Three tour agencies work out of the park and can be found in the mornings by the post office (there is a real post office in the park). Tours to Las Vegas and Laughlin, Nevada, are inexpensive and leave often. Also a regular trip is offered to the nearby Indian casino for bingo and such. 

Every day at 2 p.m. the water volleyball teams are at it in one pool while the sun bathers are around the other. One can see bikers and hikers in the park at all hours of the day. "No wonder these folks stay so young and healthy looking," said Barb. "They are active and in good weather with good friends. It's a wonderful life." 

One of the things that impressed the Hofmeisters early on is the woodshop. Ken Damon, the coordinator listed the equipment in the shop. "Two 10" table saws, two 14" band saws, three scroll saws, one lathe, two drill presses, one plainer, two router tables, one thickness sander and lots of hand tools and such." Instructors teach anyone who is interested how to safely operate the equipment. 
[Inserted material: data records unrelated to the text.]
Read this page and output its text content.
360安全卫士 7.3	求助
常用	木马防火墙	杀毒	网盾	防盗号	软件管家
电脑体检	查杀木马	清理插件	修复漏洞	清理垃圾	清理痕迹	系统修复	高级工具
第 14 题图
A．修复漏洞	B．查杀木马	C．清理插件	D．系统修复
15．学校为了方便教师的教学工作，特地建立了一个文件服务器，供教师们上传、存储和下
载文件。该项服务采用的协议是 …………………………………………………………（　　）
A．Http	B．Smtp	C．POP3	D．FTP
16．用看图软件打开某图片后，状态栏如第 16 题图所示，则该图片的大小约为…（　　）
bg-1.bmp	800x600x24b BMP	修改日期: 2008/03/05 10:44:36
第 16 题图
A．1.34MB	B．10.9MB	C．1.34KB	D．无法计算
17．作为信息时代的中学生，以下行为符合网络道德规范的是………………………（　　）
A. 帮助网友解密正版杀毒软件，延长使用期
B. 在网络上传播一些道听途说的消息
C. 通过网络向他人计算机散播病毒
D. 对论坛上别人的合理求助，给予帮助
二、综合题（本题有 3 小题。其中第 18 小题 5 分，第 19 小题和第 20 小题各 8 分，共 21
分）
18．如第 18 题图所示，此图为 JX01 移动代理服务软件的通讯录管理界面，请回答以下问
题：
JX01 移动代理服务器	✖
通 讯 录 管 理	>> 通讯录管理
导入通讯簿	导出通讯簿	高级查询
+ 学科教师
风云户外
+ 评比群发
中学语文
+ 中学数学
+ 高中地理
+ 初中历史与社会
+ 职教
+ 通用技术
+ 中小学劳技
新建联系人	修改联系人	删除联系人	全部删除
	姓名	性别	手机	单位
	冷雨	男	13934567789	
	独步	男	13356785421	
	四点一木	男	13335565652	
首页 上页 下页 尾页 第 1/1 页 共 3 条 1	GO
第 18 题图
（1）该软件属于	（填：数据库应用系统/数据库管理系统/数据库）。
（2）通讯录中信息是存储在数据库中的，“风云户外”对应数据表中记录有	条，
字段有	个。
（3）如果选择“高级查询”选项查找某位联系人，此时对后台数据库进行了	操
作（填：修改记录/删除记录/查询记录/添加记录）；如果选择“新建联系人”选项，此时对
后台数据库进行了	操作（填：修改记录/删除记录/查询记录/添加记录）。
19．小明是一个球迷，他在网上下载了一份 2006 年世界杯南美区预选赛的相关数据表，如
The park is not cheap, but not expensive when you consider the ammenities. The wide sites easily hold the largest RV and many choose to put a park model on the site. A park model is a small mobile home---usually 35 feet in length and 8 to 12 feet wide. These are further enlarged with the addition of a patio or Arizona room. In walking around the park, one can see all the variations available including older trailers which have been skirted in and are left here year round. Of course, one must rent on an annual basis to put a more permanent unit on the site. 

The 1994-95 rates are: Daily—$26, weekly $135, monthly $390, three month season $1170, five month season $1930, and annual $2230.* The monthly through annual rates do not include electricity. No reservation is needed when coming early or late as the Hofmeisters did, but during the prime time reservations are a must. They are completely booked up for February 1995. Many have even reserved their spot for the 1995-96 season because the Super Bowl will be in Phoenix that year. Starting next year, they will only take reservations for  three months or longer---nothing shorter. 

Ron said, "It is amazing how many full-timers are here. They are in what I call 'Stage ll' of their full-timing lifestyle. They don't own a home, but travel little---going from one place in the summer to this park in the winter. It is a very good life when you think about it and again nothing is forever. They can change directions anytime. That is what full-timing is all about." 

Barb said that she likes the idea of always finding a new paradise. "There are hundreds of these places and finding them keeps life exciting and new for me.  It's always an adventure."